Mais cette crise est aussi une formidable opportunité pour l’industrie française de se réinventer. La pandémie a fait prendre conscience de l’importance stratégique de nos actifs physiques industriels, et il est possible d’utiliser la crise pour inverser la vague de désindustrialisation qui s’étend depuis des décennies. L’industrie française a perdu près de 20 % de son poids dans le PIB en 15 ans et 1,4 million d’emplois en 25 ans. Les industriels doivent saisir cette chance pour réinvestir dans l’industrie française et faire naître une industrie plus régionalisée, plus forte et plus digitale ! La France devra pour cela adresser de front le sujet de la productivité. Nous sommes l’un des rares pays en Europe à voir sa productivité manufacturière se dégrader (- 0,7 % entre 2015 et 2019, alors que l’Allemagne l’a améliorée de 2,4 %). Il est urgent de s’attaquer à ce problème structurel en accélérant la digitalisation et en capitalisant sur la dynamique enclenchée ces dernières années.

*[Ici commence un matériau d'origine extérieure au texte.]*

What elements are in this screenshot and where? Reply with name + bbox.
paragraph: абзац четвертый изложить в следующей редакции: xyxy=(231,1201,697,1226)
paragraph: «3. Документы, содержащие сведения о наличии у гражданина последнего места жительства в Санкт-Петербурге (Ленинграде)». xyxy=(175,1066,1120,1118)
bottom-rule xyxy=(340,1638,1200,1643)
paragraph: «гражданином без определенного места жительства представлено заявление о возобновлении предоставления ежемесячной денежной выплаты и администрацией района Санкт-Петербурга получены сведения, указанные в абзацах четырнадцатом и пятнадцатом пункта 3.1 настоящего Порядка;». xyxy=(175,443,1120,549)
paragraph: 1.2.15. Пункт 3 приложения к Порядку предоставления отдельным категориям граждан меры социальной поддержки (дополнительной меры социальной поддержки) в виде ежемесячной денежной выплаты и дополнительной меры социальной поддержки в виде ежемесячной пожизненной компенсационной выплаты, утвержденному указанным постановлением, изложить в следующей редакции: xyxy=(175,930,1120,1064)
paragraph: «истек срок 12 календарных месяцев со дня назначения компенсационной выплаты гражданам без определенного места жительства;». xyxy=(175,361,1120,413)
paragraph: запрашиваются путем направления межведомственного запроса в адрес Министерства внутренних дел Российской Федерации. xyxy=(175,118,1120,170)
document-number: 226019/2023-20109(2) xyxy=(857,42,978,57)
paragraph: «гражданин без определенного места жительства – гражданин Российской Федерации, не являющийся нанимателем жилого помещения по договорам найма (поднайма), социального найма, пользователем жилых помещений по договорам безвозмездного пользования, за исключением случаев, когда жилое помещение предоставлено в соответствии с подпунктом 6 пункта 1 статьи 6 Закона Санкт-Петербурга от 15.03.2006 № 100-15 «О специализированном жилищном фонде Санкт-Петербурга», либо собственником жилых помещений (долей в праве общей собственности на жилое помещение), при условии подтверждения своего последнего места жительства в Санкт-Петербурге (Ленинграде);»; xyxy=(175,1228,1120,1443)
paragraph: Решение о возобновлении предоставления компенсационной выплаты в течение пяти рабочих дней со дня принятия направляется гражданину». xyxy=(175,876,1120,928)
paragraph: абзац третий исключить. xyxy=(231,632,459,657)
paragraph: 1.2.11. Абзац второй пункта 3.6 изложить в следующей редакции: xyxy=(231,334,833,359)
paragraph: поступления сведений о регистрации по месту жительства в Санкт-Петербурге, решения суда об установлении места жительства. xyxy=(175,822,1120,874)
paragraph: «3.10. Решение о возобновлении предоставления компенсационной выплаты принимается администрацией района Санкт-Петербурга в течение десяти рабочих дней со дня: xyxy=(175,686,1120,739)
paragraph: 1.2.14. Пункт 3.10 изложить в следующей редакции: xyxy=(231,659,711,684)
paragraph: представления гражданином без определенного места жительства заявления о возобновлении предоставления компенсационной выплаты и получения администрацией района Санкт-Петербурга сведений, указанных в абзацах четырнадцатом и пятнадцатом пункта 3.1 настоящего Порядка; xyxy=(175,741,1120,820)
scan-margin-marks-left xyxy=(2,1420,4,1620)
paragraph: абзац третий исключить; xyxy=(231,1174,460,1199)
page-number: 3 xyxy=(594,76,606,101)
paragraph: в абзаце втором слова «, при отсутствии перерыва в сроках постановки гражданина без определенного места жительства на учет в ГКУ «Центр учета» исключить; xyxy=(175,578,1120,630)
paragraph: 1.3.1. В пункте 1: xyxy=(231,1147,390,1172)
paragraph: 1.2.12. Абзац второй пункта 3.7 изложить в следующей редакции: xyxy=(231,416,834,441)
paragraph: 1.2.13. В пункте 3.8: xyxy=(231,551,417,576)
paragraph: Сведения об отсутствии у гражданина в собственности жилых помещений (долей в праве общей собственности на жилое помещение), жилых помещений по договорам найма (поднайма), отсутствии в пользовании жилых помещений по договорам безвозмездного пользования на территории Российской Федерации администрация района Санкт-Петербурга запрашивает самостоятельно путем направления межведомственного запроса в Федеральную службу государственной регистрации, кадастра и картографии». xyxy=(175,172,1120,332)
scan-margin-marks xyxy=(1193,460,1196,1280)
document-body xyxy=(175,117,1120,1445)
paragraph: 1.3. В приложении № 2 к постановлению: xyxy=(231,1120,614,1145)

Au-delà de la France, ne soyons pas pessimiste quant à la capacité de l’Europe à exister à l’issue de cette crise. La sortie de la pandémie entraînera une résurgence des frontières, notamment pour certaines industries dont on voudra sécuriser l’approvisionnement au niveau national. Il en sera probablement ainsi pour l’industrie pharmaceutique ou les composants électroniques. Ces quelques exceptions mises à part, c’est le phénomène de régionalisation des chaînes industrielles qui va s’accélérer. Nous allons accélérer l’entrée dans une nouvelle phase de la mondialisation, ou chaque "cluster" régional aura sa chaîne de production localisée. Ce phénomène était à l’œuvre depuis plusieurs années, tiré par la convergence des coûts salariaux, les exigences de développement durable, la digitalisation et les guerres commerciales. En sortie de crise, les entreprises vont accélérer leurs efforts de régionalisation des flux, dans l’objectif de créer de la redondance dans les chaînes de valeur tout en rapprochant lieux de production et de consommation. À terme, 10 à 15 nouveaux clusters apparaîtront à l’échelle internationale. L’Europe en comptera probablement deux à trois, d’où l’importance de dessiner une politique industrielle forte, accélérant l’agenda de digitalisation et la collaboration entre acteurs.
La numérisation peut-elle être la solution salvatrice pour l’industrie française ? Quelles autres solutions peut-on imaginer pour reconsolider notre tissu industriel ?
La numérisation des usines est primordiale pour la relance de la productivité de l’industrie française ! Les technologies digitales peuvent permettre d’augmenter la productivité de 15 à 20 %, ce qui est justement ce dont les usines françaises ont besoin, pour être capable de bénéficier de la régionalisation qui est à l’œuvre. La digitalisation doit impérativement faire partie des plans d’investissements pour la réinvention de l’industrie française. Ceux-ci doivent notamment permettre la création et l’animation d’écosystèmes propices à la transformation digitale, tels que nous les présentions dans notre rapport réalisé avec l’Institut Montaigne en 2018, Industrie du futur, prêts, partez !
Plusieurs technologies digitales sont d’ailleurs au cœur de la stratégie de redémarrage. La réalité augmentée aide à construire des redondances dans le réseau industriel en formant rapidement des ouvriers à des gestes opératoires permettant de produire d’autres produits.